Brad Katsuyama: We took 38.5 miles of coiled cable. We put it in a box and stuck that in between us and everyone who connects to IEX. It creates 350 millionths of a second of a pause. But that pause caused probably one of the biggest controversies in recent memory in the stock market because high-speed traders were very upset. But by pausing the market for 350 microseconds, it actually gives information time to disseminate, and it puts investors on equal footing to high-speed traders.

Molly Wood: Who’s buying it? You know, who wants it, and what’s your business model looking like now?

Katsuyama: One interesting part of being a stock exchange is you have to actually ask the SEC for permission to do that. It was a two-year process for us, and it was highly, highly controversial. And when you look at the landscape of who wanted us to get approved, there were long-term investors like Capital Group and T. Rowe Price and Franklin Templeton, etc. There were some brokers that wanted us to get approved. Goldman Sachs wrote a positive letter, JPMorgan made positive comments. When you look at who didn’t want IEX to get approved, it was all the stock exchanges and a very narrow group of high-frequency traders. It was like the perfect setup. So this is kind of a battle between long-term investors against the exchanges and, you know, a small group of high-speed traders.

Wood: So you’re trying to create an ecosystem that companies would want to be a part of because it benefits them in the long term. However, I feel like the counterargument to that is the system seems to be working. You know, yes, the shareholder base might turn over a lot, but everybody’s making money right now.
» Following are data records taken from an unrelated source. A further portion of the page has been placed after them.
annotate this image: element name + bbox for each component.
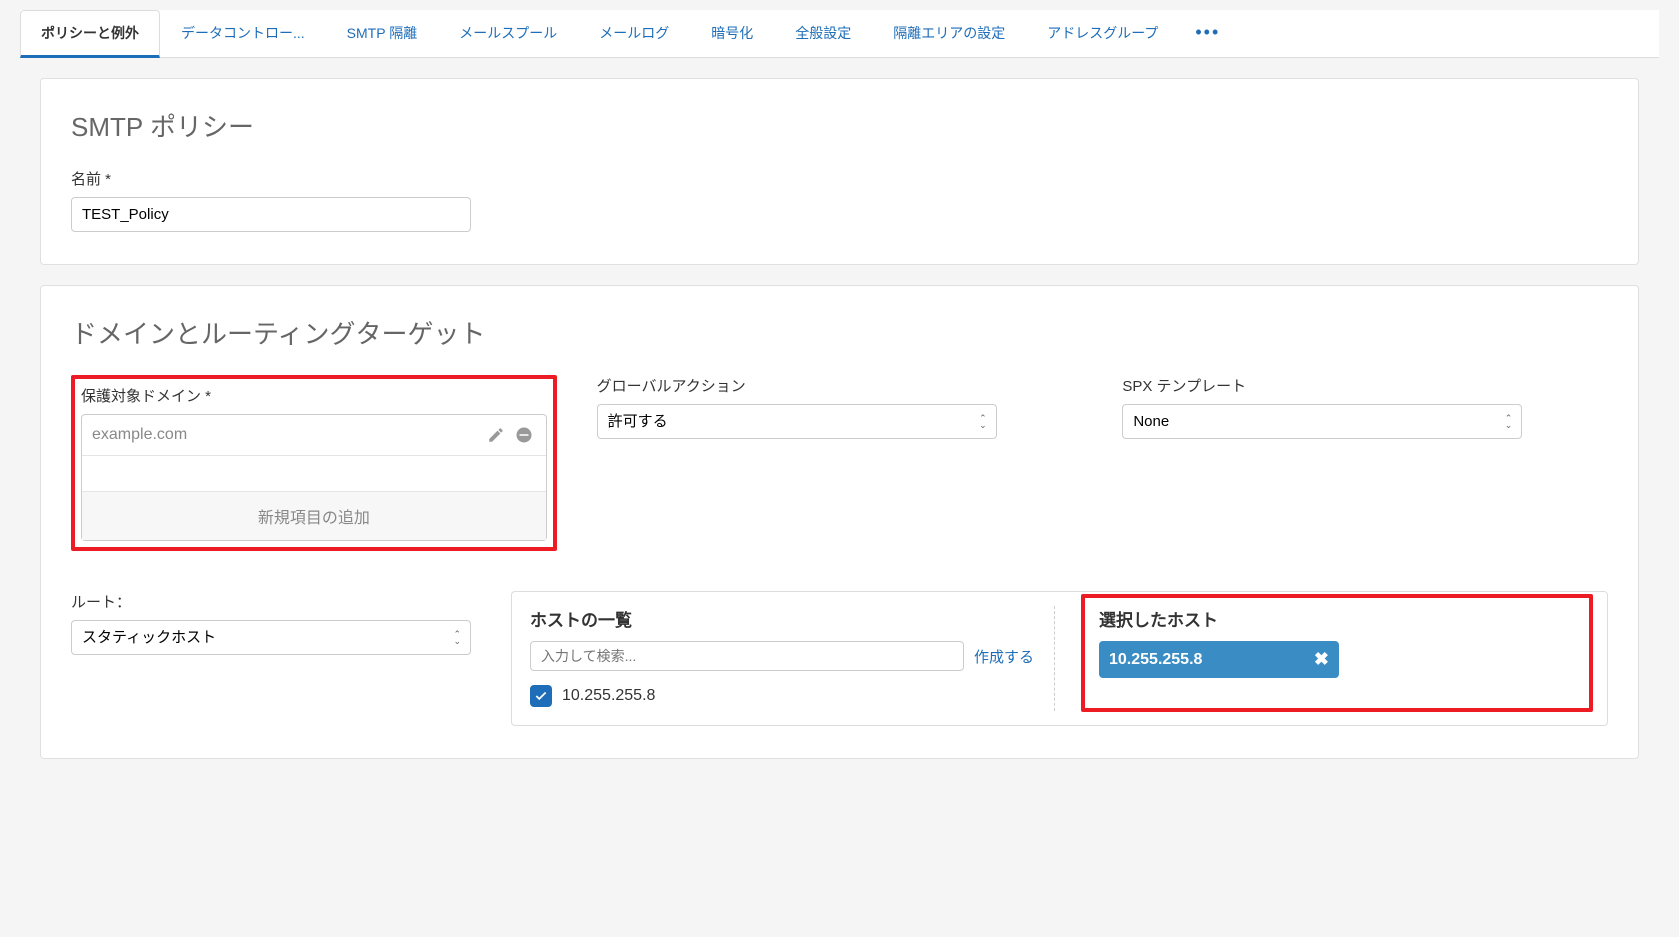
create-host-link[interactable]: 作成する [974, 646, 1034, 667]
domain-value: example.com [92, 426, 480, 444]
route-select[interactable]: スタティックホスト [71, 620, 471, 655]
host-list-title: ホストの一覧 [530, 606, 1034, 631]
host-panel: ホストの一覧 作成する 10.255.255.8 選択したホスト [511, 591, 1608, 726]
selected-host-highlight: 選択したホスト 10.255.255.8 ✖ [1081, 594, 1593, 712]
global-action-select[interactable]: 許可する [597, 404, 997, 439]
host-list-section: ホストの一覧 作成する 10.255.255.8 [530, 606, 1055, 711]
tab-encryption[interactable]: 暗号化 [690, 10, 774, 57]
selected-host-section: 選択したホスト 10.255.255.8 ✖ [1085, 606, 1589, 711]
tab-bar: ポリシーと例外 データコントロー... SMTP 隔離 メールスプール メールロ… [20, 10, 1659, 58]
policy-name-input[interactable] [71, 197, 471, 232]
spx-template-select[interactable]: None [1122, 404, 1522, 439]
tab-mail-spool[interactable]: メールスプール [438, 10, 578, 57]
add-domain-button[interactable]: 新規項目の追加 [82, 492, 546, 540]
global-action-label: グローバルアクション [597, 375, 1083, 396]
tab-policy-exceptions[interactable]: ポリシーと例外 [20, 10, 160, 58]
name-label: 名前 * [71, 168, 1608, 189]
domain-routing-panel: ドメインとルーティングターゲット 保護対象ドメイン * example.com [40, 285, 1639, 759]
tab-smtp-quarantine[interactable]: SMTP 隔離 [326, 10, 439, 57]
host-list-item[interactable]: 10.255.255.8 [530, 681, 1034, 711]
smtp-policy-panel: SMTP ポリシー 名前 * [40, 78, 1639, 265]
tab-address-group[interactable]: アドレスグループ [1026, 10, 1179, 57]
route-label: ルート： [71, 591, 471, 612]
host-ip-text: 10.255.255.8 [562, 687, 655, 705]
host-checkbox-checked-icon[interactable] [530, 685, 552, 707]
remove-chip-icon[interactable]: ✖ [1314, 649, 1329, 670]
protected-domain-highlight: 保護対象ドメイン * example.com 新規項目の追加 [71, 375, 557, 551]
protected-domain-box: example.com 新規項目の追加 [81, 414, 547, 541]
spx-template-label: SPX テンプレート [1122, 375, 1608, 396]
routing-header: ドメインとルーティングターゲット [71, 314, 1608, 351]
tab-data-control[interactable]: データコントロー... [160, 10, 326, 57]
tab-quarantine-area-settings[interactable]: 隔離エリアの設定 [872, 10, 1026, 57]
smtp-policy-header: SMTP ポリシー [71, 107, 1608, 144]
tab-mail-log[interactable]: メールログ [578, 10, 690, 57]
chip-ip-text: 10.255.255.8 [1109, 651, 1202, 669]
protected-domain-label: 保護対象ドメイン * [81, 385, 547, 406]
remove-icon[interactable] [512, 423, 536, 447]
selected-host-chip: 10.255.255.8 ✖ [1099, 641, 1339, 678]
tab-more-icon[interactable]: ••• [1179, 10, 1236, 57]
domain-row: example.com [82, 415, 546, 456]
selected-host-title: 選択したホスト [1099, 606, 1575, 631]
host-search-input[interactable] [530, 641, 964, 671]
tab-general-settings[interactable]: 全般設定 [774, 10, 872, 57]
edit-icon[interactable] [484, 423, 508, 447]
Katsuyama: Well, I think a bull market kind of solves all ills. Although there are companies that have had mini-flash crashes in their stocks. There are companies that have had buybacks and have watched them kind of get manipulated. And I think that focusing on people who first and foremost have experienced problems and have been unsatisfied with the answers that they’ve received as to why these problems exist, that’s a great starting point. It doesn’t change overnight.